脳の中の「ドパミン」や「セロトニン」のバランスを整えることで、過剰な痛みや違和感の信号を調整します。
舌痛症や口腔異常感症で、他の薬が効きにくい場合に少量使われることがあります。

アリピプラゾールについては、ドパミンというやる気スイッチを促す脳内ホルモンの量を調整する作用がおもな働きとなります。

ドパミンが過剰に放出されすぎている場合は、それを抑え、逆に脳内のドパミン量が不足している場合は補うといった感じで

ドパミンの「調整役」のような働きがあります。

それに加えて、セロトニンの過剰分泌で起こりうる「幻覚・妄想・不安」といった負の要素を軽減する作用も期待されるお薬です。

このため、セロトニン関連で治療を勧めていても、改善が見られない場合に追加されることがあります。

 

ここで、アリピプラゾールはドパミンの量を調整する作用がメインとお伝えしましたが、その作用の一つ「反芻思考(はんすうしこう」の改善について詳しくご説明します。

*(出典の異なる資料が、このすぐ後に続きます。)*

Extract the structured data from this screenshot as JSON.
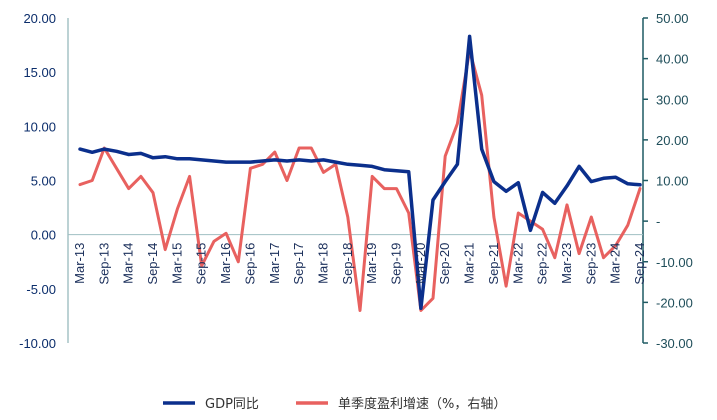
{
  "chart_data": {
    "type": "line",
    "x_tick_labels": [
      "Mar-13",
      "Sep-13",
      "Mar-14",
      "Sep-14",
      "Mar-15",
      "Sep-15",
      "Mar-16",
      "Sep-16",
      "Mar-17",
      "Sep-17",
      "Mar-18",
      "Sep-18",
      "Mar-19",
      "Sep-19",
      "Mar-20",
      "Sep-20",
      "Mar-21",
      "Sep-21",
      "Mar-22",
      "Sep-22",
      "Mar-23",
      "Sep-23",
      "Mar-24",
      "Sep-24"
    ],
    "left_axis": {
      "ylim": [
        -10,
        20
      ],
      "tick_labels": [
        "20.00",
        "15.00",
        "10.00",
        "5.00",
        "0.00",
        "-5.00",
        "-10.00"
      ],
      "color": "#0b2d6b"
    },
    "right_axis": {
      "ylim": [
        -30,
        50
      ],
      "tick_labels": [
        "50.00",
        "40.00",
        "30.00",
        "20.00",
        "10.00",
        "-",
        "-10.00",
        "-20.00",
        "-30.00"
      ],
      "color": "#1f4e5a"
    },
    "series": [
      {
        "name": "GDP同比",
        "axis": "left",
        "color": "#0b2f8c",
        "values": [
          7.9,
          7.6,
          7.9,
          7.7,
          7.4,
          7.5,
          7.1,
          7.2,
          7.0,
          7.0,
          6.9,
          6.8,
          6.7,
          6.7,
          6.7,
          6.8,
          6.9,
          6.8,
          6.9,
          6.8,
          6.9,
          6.7,
          6.5,
          6.4,
          6.3,
          6.0,
          5.9,
          5.8,
          -6.8,
          3.2,
          4.9,
          6.5,
          18.3,
          7.9,
          4.9,
          4.0,
          4.8,
          0.4,
          3.9,
          2.9,
          4.5,
          6.3,
          4.9,
          5.2,
          5.3,
          4.7,
          4.6
        ]
      },
      {
        "name": "单季度盈利增速（%，右轴）",
        "axis": "right",
        "color": "#e8615f",
        "values": [
          9,
          10,
          18,
          13,
          8,
          11,
          7,
          -7,
          3,
          11,
          -11,
          -5,
          -3,
          -10,
          13,
          14,
          17,
          10,
          18,
          18,
          12,
          14,
          1,
          -22,
          11,
          8,
          8,
          2,
          -22,
          -19,
          16,
          24,
          42,
          31,
          1,
          -16,
          2,
          0,
          -2,
          -9,
          4,
          -8,
          1,
          -9,
          -6,
          -1,
          8
        ]
      }
    ]
  },
  "legend": {
    "items": [
      {
        "label": "GDP同比",
        "color": "#0b2f8c"
      },
      {
        "label": "单季度盈利增速（%，右轴）",
        "color": "#e8615f"
      }
    ]
  }
}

「考えすぎちゃう…」を助ける薬、アリピプラゾールって?

1. 反芻思考ってなに?

「反芻(はんすう)思考」って、ちょっと難しい言葉なんですが、
「同じイヤなことを何度も頭の中でぐるぐる考えてしまうこと」です。
たとえば…
• 「歯の痛みや違和感、ねちゃねちゃが続いている」
• 「またなおらなかったらどうしよう」
• 「薬を飲んでいるはずなのに・・」
こんなふうに、不安を何度も思い出してしまうのが反芻思考です。
これは、気分が落ち込んだり、不安になったりする原因にもなります。

2. 反芻思考に関するアリピプラゾールの効き目は?
アリピプラゾール(商品名:エビリファイ)は、脳の中の「気分のバランス」を整える薬です。
脳の中には「ドパミン」や「セロトニン」という気分ややる気をコントロールする物質があります。
この薬は、これらの物質の働きをちょうどいいバランスに調整してくれるのです。
たとえば:
• ドパミンが多すぎる → 少し抑える
• ドパミンが少なすぎる → 少し助ける
まるで、気分のアクセルとブレーキをうまく使い分ける運転手みたいな働きです。

3. どうして反芻思考に効くの?
反芻思考は、不安や緊張が強すぎるときに起こりやすいです。
アリピプラゾールは、脳の中の「不安を感じるスイッチ」をやさしく調整してくれます。
実際に、ある患者さんでは、

このように、アリピプラゾールは、
• 不安やこだわりをやわらげる
• 気持ちの切り替えをしやすくする ことで、反芻思考を減らす手助けをしてくれるのです。

以上、歯科領域で使用されるお薬の中で「舌痛症」や「口腔異常感症」と呼ばれる「見た目には異常がないのに、痛みや違和感を感じる病気」に対して処方されるお薬の効果についてお伝えしました。

皆様の治療の一助となれば幸いです。